100 years ago, the world’s largest Nehi bottle was built in Auburn
From 1924 to 1933, the lot at the corner of Lee County Road 147 and U.S. Highway 280 held an impressive roadside attraction: The world’s largest Nehi bottle.
The 64-foot-high, bottle-shaped building was constructed as a promotion for the Nehi Cola brand, but it served the community as a grocery, gas station and housing for the store’s owners for nearly a decade. Before long, people began calling that corner “The Bottle” and the name stuck.
Today, after 100 years, the lot where the bottle stood is empty except for a historical marker. But you can still find the name on Alabama maps – just type the intersection into a mapping app and you’ll see that intersection labeled “The Bottle.”
A historical marker is located where the world’s largest Nehi bottle once stood.Rivers Langley | Wikimedia Commons
In 2010, I interviewed the daughter of the man who donated the piece of property for the bottle to a Nehi salesman.

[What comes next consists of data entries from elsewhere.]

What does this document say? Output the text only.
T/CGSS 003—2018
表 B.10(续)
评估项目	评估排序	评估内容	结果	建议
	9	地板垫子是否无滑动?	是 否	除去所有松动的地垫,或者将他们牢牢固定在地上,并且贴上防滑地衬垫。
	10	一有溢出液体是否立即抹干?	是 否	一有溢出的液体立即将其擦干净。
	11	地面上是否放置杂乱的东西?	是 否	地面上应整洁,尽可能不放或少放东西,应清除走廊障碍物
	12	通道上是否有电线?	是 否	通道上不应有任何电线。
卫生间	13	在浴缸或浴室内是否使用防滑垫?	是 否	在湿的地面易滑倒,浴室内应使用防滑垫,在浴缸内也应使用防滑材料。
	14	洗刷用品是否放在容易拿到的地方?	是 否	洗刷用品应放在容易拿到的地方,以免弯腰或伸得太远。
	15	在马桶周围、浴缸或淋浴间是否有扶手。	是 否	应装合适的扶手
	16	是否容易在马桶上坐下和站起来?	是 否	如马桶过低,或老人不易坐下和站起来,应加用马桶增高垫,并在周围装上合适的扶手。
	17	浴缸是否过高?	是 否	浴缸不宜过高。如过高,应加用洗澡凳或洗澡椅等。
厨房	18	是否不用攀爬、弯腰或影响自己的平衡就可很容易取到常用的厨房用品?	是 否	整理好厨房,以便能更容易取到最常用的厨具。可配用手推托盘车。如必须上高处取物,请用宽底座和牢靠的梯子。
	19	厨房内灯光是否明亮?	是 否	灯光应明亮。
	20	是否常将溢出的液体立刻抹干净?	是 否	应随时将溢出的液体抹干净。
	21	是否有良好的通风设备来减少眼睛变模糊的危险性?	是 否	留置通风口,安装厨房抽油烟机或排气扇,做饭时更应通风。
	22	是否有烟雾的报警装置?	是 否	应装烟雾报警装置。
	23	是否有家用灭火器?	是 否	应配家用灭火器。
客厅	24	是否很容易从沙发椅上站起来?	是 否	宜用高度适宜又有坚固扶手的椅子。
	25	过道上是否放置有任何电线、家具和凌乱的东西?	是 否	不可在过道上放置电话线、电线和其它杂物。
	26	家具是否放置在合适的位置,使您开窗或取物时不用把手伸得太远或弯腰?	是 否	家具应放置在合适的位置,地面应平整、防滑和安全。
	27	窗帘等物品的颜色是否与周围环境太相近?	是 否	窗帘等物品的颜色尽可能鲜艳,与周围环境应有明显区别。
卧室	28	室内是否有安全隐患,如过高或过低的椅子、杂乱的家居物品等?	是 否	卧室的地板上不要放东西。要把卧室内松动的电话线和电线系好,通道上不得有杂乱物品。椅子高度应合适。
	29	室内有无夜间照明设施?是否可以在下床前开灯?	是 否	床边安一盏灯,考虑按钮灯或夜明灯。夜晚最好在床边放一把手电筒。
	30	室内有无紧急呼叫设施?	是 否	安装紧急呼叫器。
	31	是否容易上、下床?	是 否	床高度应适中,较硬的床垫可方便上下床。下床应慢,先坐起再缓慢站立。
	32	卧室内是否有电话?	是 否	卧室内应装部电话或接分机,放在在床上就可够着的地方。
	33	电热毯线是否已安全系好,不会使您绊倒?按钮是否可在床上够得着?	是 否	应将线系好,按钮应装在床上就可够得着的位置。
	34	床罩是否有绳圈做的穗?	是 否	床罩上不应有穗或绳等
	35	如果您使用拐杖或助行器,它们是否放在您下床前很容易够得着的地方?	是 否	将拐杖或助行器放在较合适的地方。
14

Margaret Bradley Earnest was 97 years old when I spoke with her. She lived to be 100 years old and died in 2013.
Here is a little of what she recalled: Margaret Bradley was 11 years old in 1924 when a man arrived at the family farm in Farmville, Alabama, to speak to her father, W.W. Bradley. The man had come to ask her father if he could use an outer parcel of his land for a building project. Bradley agreed.
“My father was just generous like that,” Margaret recalled. “He just gave it to him. He never did get any rent on it.”
The man who approached Mr. Bradley was John F. Williams, the owner of the Nehi Bottling Company in Opelika. Margaret told me Williams went by the nickname “Chero-Cola” Williams after the name of the company that owned Nehi products at that time.
Williams wanted to use the giant bottle as a roadside advertisement. The Nehi line of fruit-flavored soft drinks was introduced the same year in orange, grape, root beer, peach, and other flavors.
It became an instant hit, and the company changed its name to Nehi Corp. in 1928. When Nehi sales softened during the Great Depression, Nehi makes reformulated their failed Chero-Cola and named it Royal Crown Cola. The company again changed its name, this time to Royal Crown Cola Co.
The bottle was 49 feet in circumference at the base and 16 feet around at the cap on top. It said NEHI Beverages on the outside. Visitors were allowed to tour the bottle, climbing to the top of the bottle neck to see a 360-degree view of the countryside.
“The winding stairs would go to the top and you could remove the little cap and look out and see Auburn and Opelika,” Margaret said.
The Bottle was made of wood and painted orange. Not one to waste space, Williams built in a gas station and store on the first floor and an apartment for the store’s managers on the second floor. It had no electricity.
Margaret says she thought it was normal to live next to a giant bottle.
“I just thought everybody had a bottle,” she told me with a laugh.
At one point, there was a small barbecue stand in the Bottle that was operated by her widowed aunt, Hattie Bocsford Wilson.
One morning in 1933, the newly married Margaret Bradley Earnest was still living on the family farm when she saw smoke coming from the intersection. She rushed to the scene to be sure her aunt was safe. She was. She had crawled from a second-story window and jumped into a sheet held beneath the window by neighbors.
No one was injured that day, but the Bottle was destroyed. In 2015, Auburn historians erected a historical marker on the empty lot that tells the story of The Bottle.